Her single greatest attribute was her personality. That sounds odd, perhaps, but what I mean is that her soft-spoken, nurturing, and kindly disposition came to her easily the way I have brown eyes or you have five fingers on each hand. Fran just never had to put on, so to speak.
She was the type of best friend's mother who never got demonstrably angry. At the height of her anger the fiercest you could say she ever got was "a little cross." That set her apart from the adult women in my own life; aunts, mostly, on both sides of my family, whose anger was loud as a whip and never, ever left you in doubt of your transgression.
I knew Franny since birth, literally, when she visited my mother shortly after I was born. She was a nurse in the public school district. I'm not sure why she came to see me. I guess I always thought it was customary. Have a child and the school nurse stops by to check out the goods. This was 1968, mind you.
Or perhaps it was her affiliation with my parent's church, and therefore she came as a friend? I don't really know. I guess my mother's recollection (on which I have to rely because, let's face it, I don't remember) has had me thinking all these years that she came in her professional capacity as a nurse. This is because my mother said she "marked down on the form that you were a "preemie." My mother was appalled. She has insisted I was never premature. I think my mother mistook what she was saying.
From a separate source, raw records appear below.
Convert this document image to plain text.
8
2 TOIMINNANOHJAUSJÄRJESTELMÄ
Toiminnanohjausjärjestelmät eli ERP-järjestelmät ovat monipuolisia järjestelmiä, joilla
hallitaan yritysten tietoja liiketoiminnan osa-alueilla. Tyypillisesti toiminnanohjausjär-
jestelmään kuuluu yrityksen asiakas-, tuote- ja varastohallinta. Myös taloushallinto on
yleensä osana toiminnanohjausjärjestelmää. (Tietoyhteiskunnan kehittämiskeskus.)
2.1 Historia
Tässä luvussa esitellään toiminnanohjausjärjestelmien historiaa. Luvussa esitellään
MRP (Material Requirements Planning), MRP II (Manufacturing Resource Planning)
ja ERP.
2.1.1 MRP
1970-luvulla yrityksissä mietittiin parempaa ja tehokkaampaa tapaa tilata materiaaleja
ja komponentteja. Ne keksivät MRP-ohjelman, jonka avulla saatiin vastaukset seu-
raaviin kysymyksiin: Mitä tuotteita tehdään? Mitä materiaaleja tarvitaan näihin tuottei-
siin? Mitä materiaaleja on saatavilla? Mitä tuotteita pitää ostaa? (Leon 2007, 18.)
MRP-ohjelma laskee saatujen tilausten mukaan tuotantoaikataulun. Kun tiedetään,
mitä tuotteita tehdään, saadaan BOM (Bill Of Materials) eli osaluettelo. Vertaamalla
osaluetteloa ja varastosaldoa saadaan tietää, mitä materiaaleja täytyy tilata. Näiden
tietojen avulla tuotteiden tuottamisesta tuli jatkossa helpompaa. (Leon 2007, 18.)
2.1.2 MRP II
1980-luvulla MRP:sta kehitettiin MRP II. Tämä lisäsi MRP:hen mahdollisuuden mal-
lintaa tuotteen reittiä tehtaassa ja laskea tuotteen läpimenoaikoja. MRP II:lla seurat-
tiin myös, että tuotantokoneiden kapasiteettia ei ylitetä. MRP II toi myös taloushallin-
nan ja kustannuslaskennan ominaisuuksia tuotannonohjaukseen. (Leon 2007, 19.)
My mother went full-term, but I was tiny. My mother - and I'm guessing here - must have thought Fran was under the impression I came small and early.
It's neither here nor there.
I'm just relating a story about the first time I "met" Fran Coulombe, my best friend's mother. I imagine her wearing a starched, white nurses uniform, with the little nurses hat, holding me, smiling, cooing to me in that petite voice she always had. It was Minnie Mouse cute. Adorable, even when I became an adult. I loved her childlike, small voice.
Ted, her oldest of two children, and I became friends later on so I spent countless overnights at their house or at their summer camp. Those were the moments you recall later on. The times you spend with the closest of friends. A best friend, and I had but one. And I will say it was because of Franny that Ted became that for me.
I can't recite, with any fairness, why that was. All I can say, at the risk of being unoriginal, is that Fran made me feel like I was more of a son than her son's best friend. To put it another way, I never felt like I was visiting someone's house, but their home. That's the best I can do today. Maybe, as time has worn on, things will clear out and become crystalline.
Her death, late last night, came at the end of about 20 years of battling cancer and the residual effects that the treatment brings about. I'm not intimate with the details, all I know is that she has fought, off and on, since around 1988 when she was first diagnosed and Ted was a student at Bates College.
I am glad she is with her God this morning.
I am grateful that she finally must not have to fight and that she can be forever at peace.